Model prompt: The sciences

are much more complex and complex than we know it to be. But the main goal of our effort is to create a technology that could revolutionize our daily lives and put a new focus on science education. Technology is a bridge between science and academia or education, a way of getting the student engaged with his or her understanding of science. It is also a way of building bridges between communities and the sciences. By focusing on the humanities , we may get the next-generation of scientists and engineers back in our classrooms, on the Internet and the new computer programs so that their work becomes more visible and impactful in the world. For instance, one of our programs, a public science education project led by the U_S Geological Survey, will allow students to explore the earth[.] ecosystems and understand its importance to their children, to be part of a network of research programs that will bring discovery and understanding into the nation[.] schools. This is a big step forward for science education. It would be

Model prompt: The university

[.] policy is to make a point of the fact that the university is not being profiled in the same way anymore. The fact is that the average student in higher education in 2014 was only 38 percent white, 27 percent black, and the average student in 2014 was 27 percent Asian. That isn't just a minority population; it[.] also a majority. But the fact is that the statistics are inaccurate. More than half of the students who go to college are being profiled, and a fifth are being misidentified as black and Asian. And yet, while it has been widely acknowledged for more than a decade that the university is being profiled in a similar way -- in race and in demographics -- the university is clearly not being profiled as a school. That[.] why every institution in America has been profiled differently. And the way that the university has been profiled is because it has been -- the problem has been that it has been done so badly by the colleges themselves.

Future Directions

After running many experiments on the prototype corpus, two problems became apparent: because it is assembled from news sources, the corpus is too general to let anomalies appear in the embedding space. In other words, the embedding is too good in the sense that it maps general but not corpus-specific relations between words. This is why plain word embeddings will not be very helpful in answering the research questions of the project. Hence, I would like to propose four possible directions that go beyond plain embeddings:

  • Visualizing contributions: If one recorded the contributions of samples to the different vector space directions during the training process, one could possibly generate samples (maybe using simple Markov chains?) that maximally activate a single direction. I could see the artificial nature of these generated samples -- likely they would not be coherent -- as a very interesting basis for interpreting the meaning of each vector space direction. See also this blog post.

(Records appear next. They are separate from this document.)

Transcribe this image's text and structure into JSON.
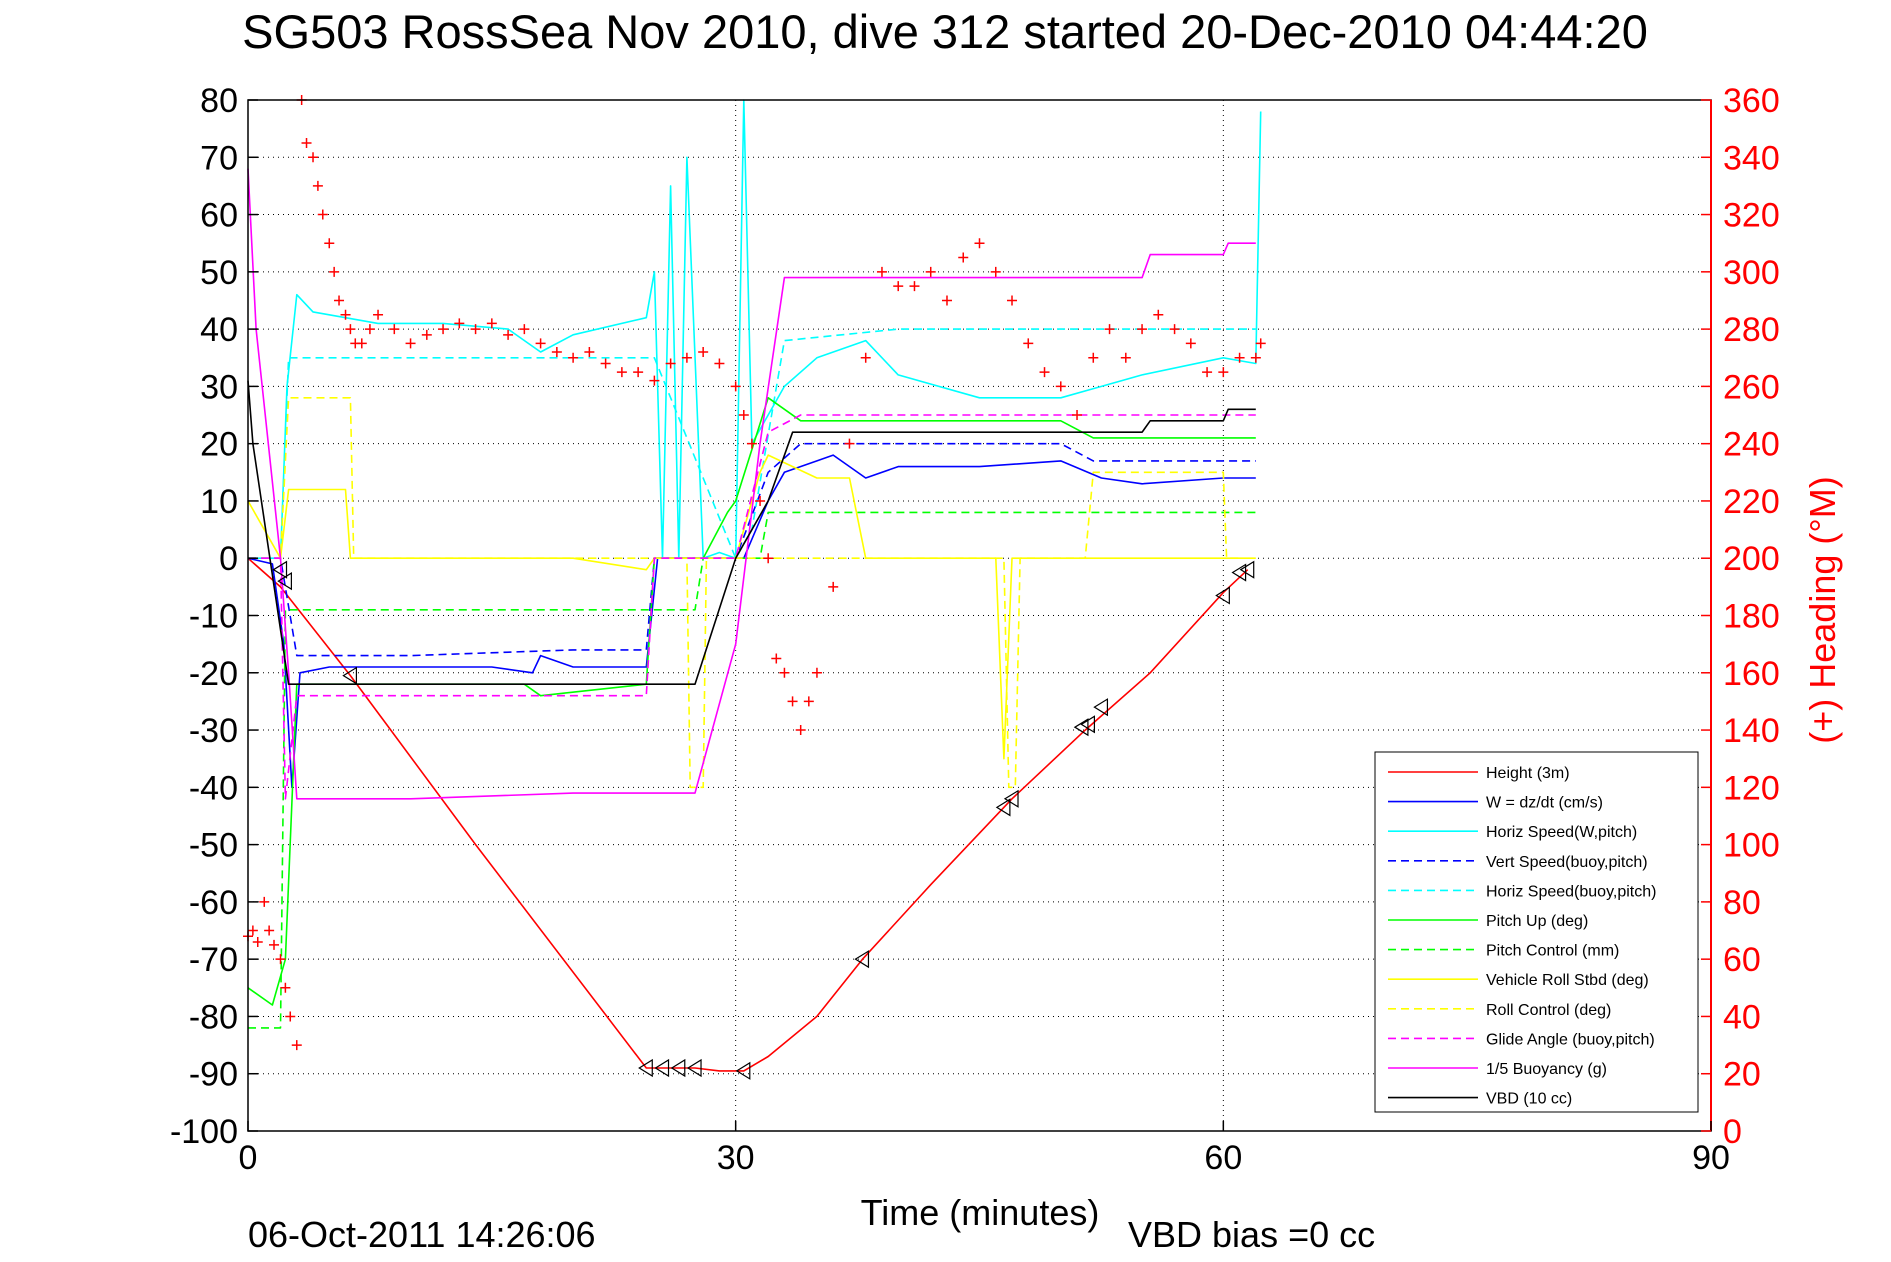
{
  "chart_data": {
    "type": "line",
    "title": "SG503 RossSea Nov 2010, dive 312 started 20-Dec-2010 04:44:20",
    "xlabel": "Time (minutes)",
    "ylabel_right": "(+) Heading (°M)",
    "footer_left": "06-Oct-2011 14:26:06",
    "footer_right": "VBD bias =0 cc",
    "xlim": [
      0,
      90
    ],
    "ylim": [
      -100,
      80
    ],
    "ylim_right": [
      0,
      360
    ],
    "xticks": [
      0,
      30,
      60,
      90
    ],
    "yticks": [
      -100,
      -90,
      -80,
      -70,
      -60,
      -50,
      -40,
      -30,
      -20,
      -10,
      0,
      10,
      20,
      30,
      40,
      50,
      60,
      70,
      80
    ],
    "yticks_right": [
      0,
      20,
      40,
      60,
      80,
      100,
      120,
      140,
      160,
      180,
      200,
      220,
      240,
      260,
      280,
      300,
      320,
      340,
      360
    ],
    "grid": true,
    "legend_position": "bottom-right",
    "series": [
      {
        "name": "Height (3m)",
        "color": "#ff0000",
        "style": "solid",
        "x": [
          0,
          2,
          6.3,
          14,
          24.5,
          26,
          27.5,
          29,
          30.5,
          32,
          35,
          37.8,
          42,
          47,
          51.5,
          55.5,
          60,
          61.5
        ],
        "y": [
          0,
          -5,
          -20.5,
          -50,
          -89,
          -89,
          -89,
          -89.5,
          -89.5,
          -87,
          -80,
          -70,
          -57,
          -42,
          -30,
          -20,
          -6,
          -2
        ]
      },
      {
        "name": "W = dz/dt (cm/s)",
        "color": "#0000ff",
        "style": "solid",
        "x": [
          0,
          1.5,
          2.2,
          2.7,
          3.2,
          5,
          10,
          15,
          17.5,
          18,
          20,
          24.5,
          25.2,
          27,
          29,
          30.5,
          32,
          33,
          35,
          36,
          38,
          40,
          45,
          50,
          52.5,
          55,
          60,
          62
        ],
        "y": [
          0,
          -1,
          -15,
          -40,
          -20,
          -19,
          -19,
          -19,
          -20,
          -17,
          -19,
          -19,
          0,
          0,
          0,
          0,
          10,
          15,
          17,
          18,
          14,
          16,
          16,
          17,
          14,
          13,
          14,
          14
        ]
      },
      {
        "name": "Horiz Speed(W,pitch)",
        "color": "#00ffff",
        "style": "solid",
        "x": [
          0,
          2,
          2.4,
          3,
          4,
          8,
          12,
          16,
          18,
          20,
          24.5,
          25,
          25.5,
          26,
          26.5,
          27,
          28,
          29,
          30,
          30.5,
          31,
          33,
          35,
          38,
          40,
          45,
          50,
          52.5,
          55,
          60,
          62,
          62.3
        ],
        "y": [
          0,
          0,
          30,
          46,
          43,
          41,
          41,
          40,
          36,
          39,
          42,
          50,
          0,
          65,
          0,
          70,
          0,
          1,
          0,
          80,
          20,
          30,
          35,
          38,
          32,
          28,
          28,
          30,
          32,
          35,
          34,
          78
        ]
      },
      {
        "name": "Vert Speed(buoy,pitch)",
        "color": "#0000ff",
        "style": "dashed",
        "x": [
          0,
          2,
          3,
          10,
          20,
          24.5,
          25,
          30,
          32,
          34,
          50,
          52,
          62
        ],
        "y": [
          0,
          0,
          -17,
          -17,
          -16,
          -16,
          0,
          0,
          15,
          20,
          20,
          17,
          17
        ]
      },
      {
        "name": "Horiz Speed(buoy,pitch)",
        "color": "#00ffff",
        "style": "dashed",
        "x": [
          0,
          2,
          2.5,
          3,
          24.5,
          25,
          30,
          31,
          33,
          40,
          50,
          62
        ],
        "y": [
          0,
          0,
          35,
          35,
          35,
          35,
          0,
          5,
          38,
          40,
          40,
          40
        ]
      },
      {
        "name": "Pitch Up (deg)",
        "color": "#00ff00",
        "style": "solid",
        "x": [
          0,
          1.5,
          2.3,
          3,
          10,
          17,
          18,
          24.5,
          25,
          28,
          29.5,
          30,
          32,
          34,
          40,
          50,
          52,
          62
        ],
        "y": [
          -75,
          -78,
          -70,
          -22,
          -22,
          -22,
          -24,
          -22,
          0,
          0,
          8,
          10,
          28,
          24,
          24,
          24,
          21,
          21
        ]
      },
      {
        "name": "Pitch Control (mm)",
        "color": "#00ff00",
        "style": "dashed",
        "x": [
          0,
          2,
          2.3,
          27.5,
          28,
          31.5,
          32,
          62
        ],
        "y": [
          -82,
          -82,
          -9,
          -9,
          0,
          0,
          8,
          8
        ]
      },
      {
        "name": "Vehicle Roll Stbd (deg)",
        "color": "#ffff00",
        "style": "solid",
        "x": [
          0,
          2,
          2.5,
          3,
          6,
          6.3,
          10,
          15,
          20,
          24.5,
          25,
          30,
          31.5,
          32,
          35,
          37,
          38,
          40,
          46,
          46.5,
          47,
          50,
          52,
          60,
          62
        ],
        "y": [
          10,
          0,
          12,
          12,
          12,
          0,
          0,
          0,
          0,
          -2,
          0,
          0,
          15,
          18,
          14,
          14,
          0,
          0,
          0,
          -35,
          0,
          0,
          0,
          0,
          0
        ]
      },
      {
        "name": "Roll Control (deg)",
        "color": "#ffff00",
        "style": "dashed",
        "x": [
          0,
          2,
          2.5,
          6.3,
          6.5,
          27,
          27.2,
          28,
          28.2,
          46.5,
          46.8,
          47.2,
          47.5,
          51.5,
          52,
          60,
          60.2,
          61,
          61.2
        ],
        "y": [
          0,
          0,
          28,
          28,
          0,
          0,
          -40,
          -40,
          0,
          0,
          -40,
          -40,
          0,
          0,
          15,
          15,
          0,
          0,
          0
        ]
      },
      {
        "name": "Glide Angle (buoy,pitch)",
        "color": "#ff00ff",
        "style": "dashed",
        "x": [
          0,
          2,
          2.3,
          3,
          10,
          24.5,
          25,
          30,
          32,
          34,
          50,
          62
        ],
        "y": [
          0,
          0,
          -42,
          -24,
          -24,
          -24,
          0,
          0,
          22,
          25,
          25,
          25
        ]
      },
      {
        "name": "1/5 Buoyancy (g)",
        "color": "#ff00ff",
        "style": "solid",
        "x": [
          0,
          0.5,
          2,
          2.5,
          3,
          10,
          20,
          27.5,
          30,
          31.5,
          33,
          40,
          50,
          55,
          55.5,
          60,
          60.3,
          62
        ],
        "y": [
          68,
          40,
          0,
          -20,
          -42,
          -42,
          -41,
          -41,
          -15,
          20,
          49,
          49,
          49,
          49,
          53,
          53,
          55,
          55
        ]
      },
      {
        "name": "VBD (10 cc)",
        "color": "#000000",
        "style": "solid",
        "x": [
          0,
          0.3,
          2.5,
          20,
          27.5,
          30,
          32,
          33.5,
          50,
          55,
          55.5,
          60,
          60.3,
          62
        ],
        "y": [
          31,
          20,
          -22,
          -22,
          -22,
          0,
          10,
          22,
          22,
          22,
          24,
          24,
          26,
          26
        ]
      }
    ],
    "heading": {
      "name": "Heading",
      "color": "#ff0000",
      "x": [
        0,
        0.3,
        0.6,
        1,
        1.3,
        1.6,
        2,
        2.3,
        2.6,
        3,
        3.3,
        3.6,
        4,
        4.3,
        4.6,
        5,
        5.3,
        5.6,
        6,
        6.3,
        6.6,
        7,
        7.5,
        8,
        9,
        10,
        11,
        12,
        13,
        14,
        15,
        16,
        17,
        18,
        19,
        20,
        21,
        22,
        23,
        24,
        25,
        26,
        27,
        28,
        29,
        30,
        30.5,
        31,
        31.5,
        32,
        32.5,
        33,
        33.5,
        34,
        34.5,
        35,
        36,
        37,
        38,
        39,
        40,
        41,
        42,
        43,
        44,
        45,
        46,
        47,
        48,
        49,
        50,
        51,
        52,
        53,
        54,
        55,
        56,
        57,
        58,
        59,
        60,
        61,
        62,
        62.3
      ],
      "y": [
        68,
        70,
        66,
        80,
        70,
        65,
        60,
        50,
        40,
        30,
        360,
        345,
        340,
        330,
        320,
        310,
        300,
        290,
        285,
        280,
        275,
        275,
        280,
        285,
        280,
        275,
        278,
        280,
        282,
        280,
        282,
        278,
        280,
        275,
        272,
        270,
        272,
        268,
        265,
        265,
        262,
        268,
        270,
        272,
        268,
        260,
        250,
        240,
        220,
        200,
        165,
        160,
        150,
        140,
        150,
        160,
        190,
        240,
        270,
        300,
        295,
        295,
        300,
        290,
        305,
        310,
        300,
        290,
        275,
        265,
        260,
        250,
        270,
        280,
        270,
        280,
        285,
        280,
        275,
        265,
        265,
        270,
        270,
        275
      ]
    },
    "triangle_markers": {
      "x": [
        2,
        2.3,
        6.3,
        24.5,
        25.5,
        26.5,
        27.5,
        30.5,
        37.8,
        46.5,
        47,
        51.3,
        51.7,
        52.5,
        60,
        61,
        61.5
      ],
      "y": [
        -2,
        -4,
        -20.5,
        -89,
        -89,
        -89,
        -89,
        -89.5,
        -70,
        -43.5,
        -42,
        -29.5,
        -29,
        -26,
        -6.5,
        -2.5,
        -2
      ]
    }
  }
}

  • Antonym exploration: It was suggested that antonyms could be an interesting terrain to explore. While antonyms can unfortunately not be inferred from co-occurrence measurements (they appear at the very same spot in a sentence usually), antonyms certainly capture many of the difficulties of operationalizing some of the research questions of the project, as pointed out in the relevant Ryver thread. Potentially interesting approaches could be the integration of a thesaurus into the workflow, similar to the method proposed here, or working with hierarchies of potential antonyms, as suggested here.

  • Named entity recognition embedding: I would be interested in extracting named entities from the corpus and running an embedding just on this data. The hope would be that, similar to an embedding of named entities from Proust's Recherche that I ran once, where character relations were preserved in the embedding space, a meaningful "network" of humanities institutions and people would emerge.

  • Baseline random query corpus vs. targeted corpus: This one is a bit more involved as it requires the creation of a second corpus. Nevertheless, it would be interesting to compare our query-based corpus to a random-query baseline corpus to identify any corpus-specific relations that might be preserved in the embedding space.